François-Joseph, d’ailleurs, n’use que rarement de ces procédés absolutistes, il répugne à ces solutions tranchantes ; en général, il préfère temporiser et manœuvrer, persuadé qu’il est toujours temps, quand on est sûr d’avoir la force à ses ordres, d’y recourir, confiant dans la fidélité de tous ses sujets à la dynastie. C’est dans ce maniement des partis, des nationalités et des hommes qu’apparaît l’« équation personnelle » du monarque. A défaut d’une haute intelligence, il possède un certain sens des réalités ; son expérience des hommes et des affaires lui a appris que la logique ne mène pas les affaires humaines. En ces dernières années, quand un de ses ministres lui exposait la mesure ou la réforme qui lui paraissait nécessaire, le vieil Empereur répondait volontiers : « En théorie, vous avez raison ; mais il faut avoir été empereur soixante ans ; » et il trouvait une autre issue, toujours provisoire, mais qui, dans son empire, avait chance de durer jusqu’à ce que, les circonstances ayant changé, il devînt possible de découvrir une nouvelle solution également provisoire. Quant aux hommes, François-Joseph s’est servi d’eux, les a élevés et brisés avec tout le détachement d’un maître qui n’est tenu, vis-à-vis des serviteurs dont il daigne utiliser le zèle, à aucune gratitude ; ils sont, dans son jeu politique, de simples pions, dont la personnalité ne compte pas, et qui doivent tenir à honneur de se sacrifier aux intérêts de la dynastie. Ainsi advint-il au malheureux Benedek.

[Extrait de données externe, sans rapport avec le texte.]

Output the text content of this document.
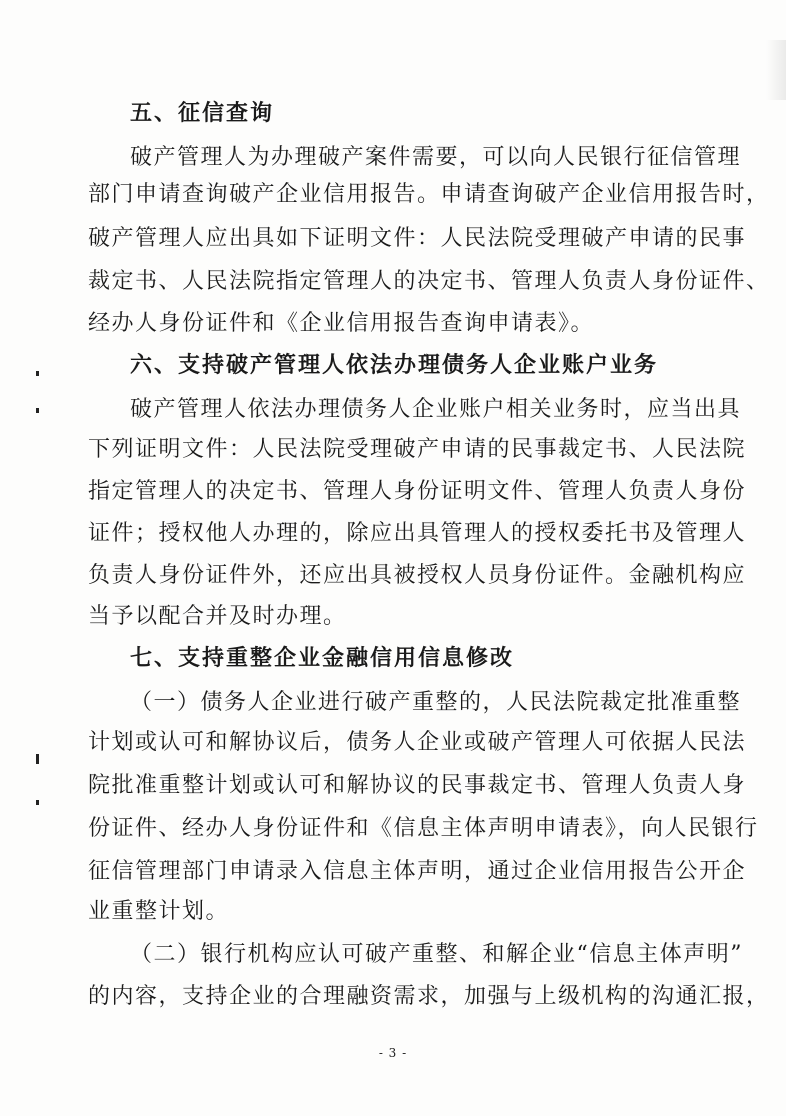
五、征信查询
破产管理人为办理破产案件需要，可以向人民银行征信管理
部门申请查询破产企业信用报告。申请查询破产企业信用报告时，
破产管理人应出具如下证明文件：人民法院受理破产申请的民事
裁定书、人民法院指定管理人的决定书、管理人负责人身份证件、
经办人身份证件和《企业信用报告查询申请表》。
六、支持破产管理人依法办理债务人企业账户业务
破产管理人依法办理债务人企业账户相关业务时，应当出具
下列证明文件：人民法院受理破产申请的民事裁定书、人民法院
指定管理人的决定书、管理人身份证明文件、管理人负责人身份
证件；授权他人办理的，除应出具管理人的授权委托书及管理人
负责人身份证件外，还应出具被授权人员身份证件。金融机构应
当予以配合并及时办理。
七、支持重整企业金融信用信息修改
（一）债务人企业进行破产重整的，人民法院裁定批准重整
计划或认可和解协议后，债务人企业或破产管理人可依据人民法
院批准重整计划或认可和解协议的民事裁定书、管理人负责人身
份证件、经办人身份证件和《信息主体声明申请表》，向人民银行
征信管理部门申请录入信息主体声明，通过企业信用报告公开企
业重整计划。
（二）银行机构应认可破产重整、和解企业“信息主体声明”
的内容，支持企业的合理融资需求，加强与上级机构的沟通汇报，
- 3 -
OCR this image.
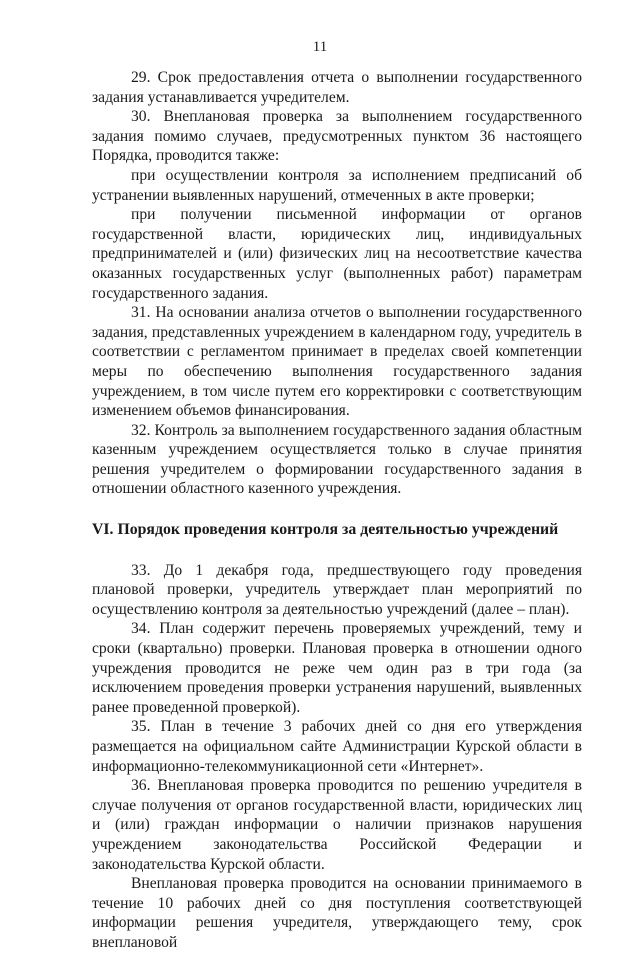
11

29. Срок предоставления отчета о выполнении государственного задания устанавливается учредителем.

30. Внеплановая проверка за выполнением государственного задания помимо случаев, предусмотренных пунктом 36 настоящего Порядка, проводится также:

при осуществлении контроля за исполнением предписаний об устранении выявленных нарушений, отмеченных в акте проверки;

при получении письменной информации от органов государственной власти, юридических лиц, индивидуальных предпринимателей и (или) физических лиц на несоответствие качества оказанных государственных услуг (выполненных работ) параметрам государственного задания.

31. На основании анализа отчетов о выполнении государственного задания, представленных учреждением в календарном году, учредитель в соответствии с регламентом принимает в пределах своей компетенции меры по обеспечению выполнения государственного задания учреждением, в том числе путем его корректировки с соответствующим изменением объемов финансирования.

32. Контроль за выполнением государственного задания областным казенным учреждением осуществляется только в случае принятия решения учредителем о формировании государственного задания в отношении областного казенного учреждения.

VI. Порядок проведения контроля за деятельностью учреждений

33. До 1 декабря года, предшествующего году проведения плановой проверки, учредитель утверждает план мероприятий по осуществлению контроля за деятельностью учреждений (далее – план).

34. План содержит перечень проверяемых учреждений, тему и сроки (квартально) проверки. Плановая проверка в отношении одного учреждения проводится не реже чем один раз в три года (за исключением проведения проверки устранения нарушений, выявленных ранее проведенной проверкой).

35. План в течение 3 рабочих дней со дня его утверждения размещается на официальном сайте Администрации Курской области в информационно-телекоммуникационной сети «Интернет».

36. Внеплановая проверка проводится по решению учредителя в случае получения от органов государственной власти, юридических лиц и (или) граждан информации о наличии признаков нарушения учреждением законодательства Российской Федерации и законодательства Курской области.

Внеплановая проверка проводится на основании принимаемого в течение 10 рабочих дней со дня поступления соответствующей информации решения учредителя, утверждающего тему, срок внеплановой
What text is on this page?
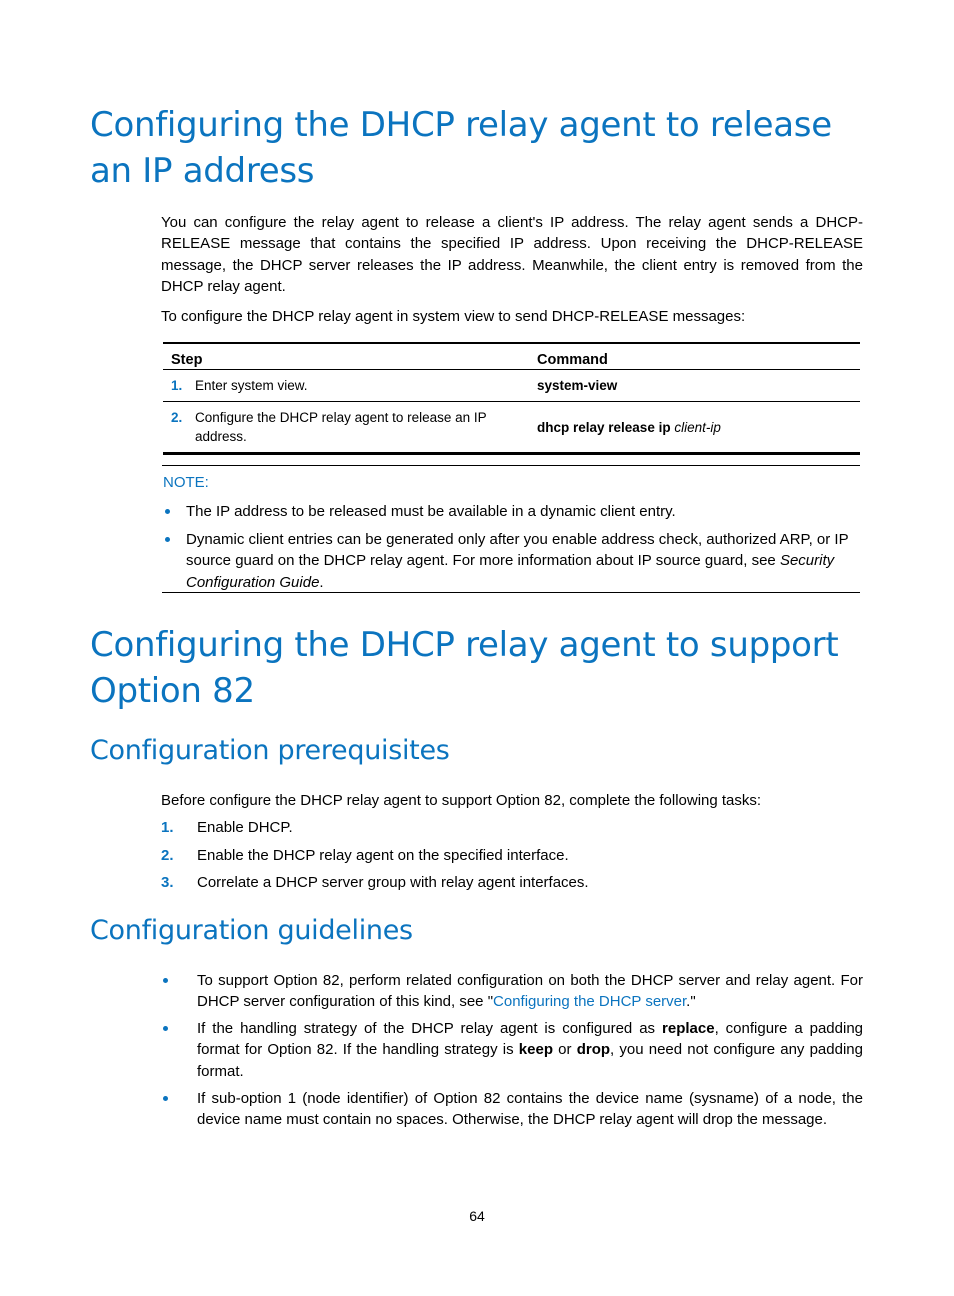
Configuring the DHCP relay agent to release an IP address

You can configure the relay agent to release a client's IP address. The relay agent sends a DHCP-RELEASE message that contains the specified IP address. Upon receiving the DHCP-RELEASE message, the DHCP server releases the IP address. Meanwhile, the client entry is removed from the DHCP relay agent.

To configure the DHCP relay agent in system view to send DHCP-RELEASE messages:

Step	Command
1. Enter system view.	system-view
2. Configure the DHCP relay agent to release an IP address.	dhcp relay release ip client-ip
NOTE:
The IP address to be released must be available in a dynamic client entry.
Dynamic client entries can be generated only after you enable address check, authorized ARP, or IP source guard on the DHCP relay agent. For more information about IP source guard, see Security Configuration Guide.
Configuring the DHCP relay agent to support Option 82
Configuration prerequisites

Before configure the DHCP relay agent to support Option 82, complete the following tasks:

1. Enable DHCP.
2. Enable the DHCP relay agent on the specified interface.
3. Correlate a DHCP server group with relay agent interfaces.
Configuration guidelines
To support Option 82, perform related configuration on both the DHCP server and relay agent. For DHCP server configuration of this kind, see "Configuring the DHCP server."
If the handling strategy of the DHCP relay agent is configured as replace, configure a padding format for Option 82. If the handling strategy is keep or drop, you need not configure any padding format.
If sub-option 1 (node identifier) of Option 82 contains the device name (sysname) of a node, the device name must contain no spaces. Otherwise, the DHCP relay agent will drop the message.
64
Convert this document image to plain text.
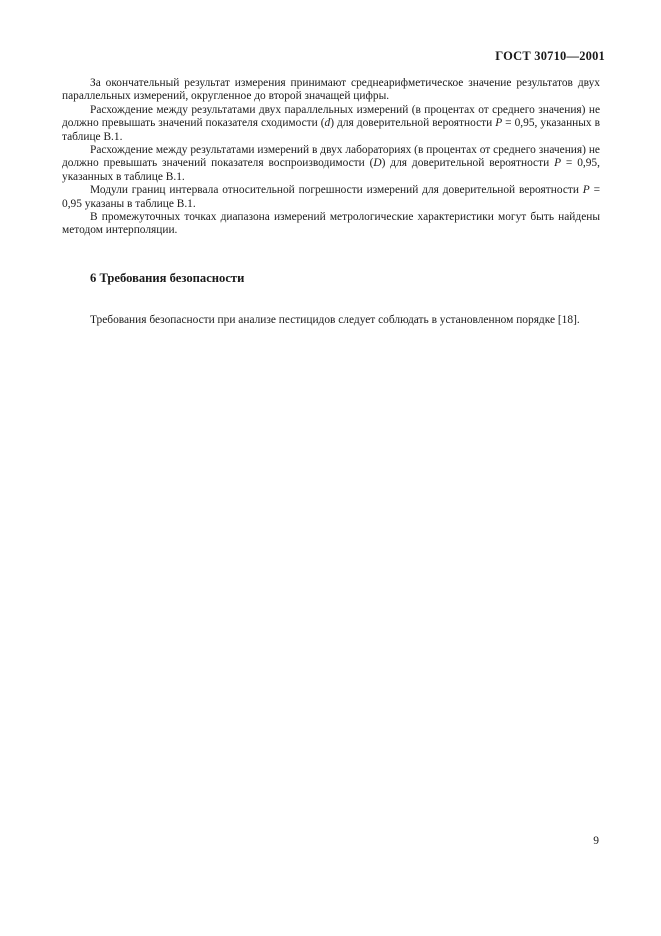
ГОСТ 30710—2001

За окончательный результат измерения принимают среднеарифметическое значение результатов двух параллельных измерений, округленное до второй значащей цифры.

Расхождение между результатами двух параллельных измерений (в процентах от среднего значения) не должно превышать значений показателя сходимости (d) для доверительной вероятности P = 0,95, указанных в таблице В.1.

Расхождение между результатами измерений в двух лабораториях (в процентах от среднего значения) не должно превышать значений показателя воспроизводимости (D) для доверительной вероятности P = 0,95, указанных в таблице В.1.

Модули границ интервала относительной погрешности измерений для доверительной вероятности P = 0,95 указаны в таблице В.1.

В промежуточных точках диапазона измерений метрологические характеристики могут быть найдены методом интерполяции.

6 Требования безопасности

Требования безопасности при анализе пестицидов следует соблюдать в установленном порядке [18].

9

La tactique prudente et dilatoire de l’empereur François-Joseph aurait pu suffire à un règne court, en des temps tranquilles. Ajourner les difficultés, lorsqu’elles sont graves, c’est souvent les envenimer, c’est fermer les yeux sur les transformations profondes qui s’opèrent dans les masses populaires. Pour maintenir, le moyen efficace est souvent de transformer. L’adage quieta non movere n’a jamais réussi à prévenir les révolutions ; à plus forte raison se révèle-t-il insuffisant pour faire obstacle à de puissans mouvemens nationaux qui mettent en jeu les plus nobles passions de l’âme humaine. C’est à cette conception du gouvernement que l’esprit de François-Joseph n’a jamais su s’élever. Le caractère des transformations radicales qui s’opéraient dans la masse de ses peuples lui a échappé ; là où il a cru voir des luttes de partis qu’une tactique adroite sait endormir, c’était en réalité la sève capiteuse des résurrections nationales qui troublait ses États. Il avait cru dompter par la prison et les supplices le mouvement de 1848, mais le branle était donné, le levain était dans la pâte et travaillait ; les unes après les autres, les nationalités prenaient conscience d’elles-mêmes et, pour retrouver leur âme historique, ressuscitaient d’abord leur langue.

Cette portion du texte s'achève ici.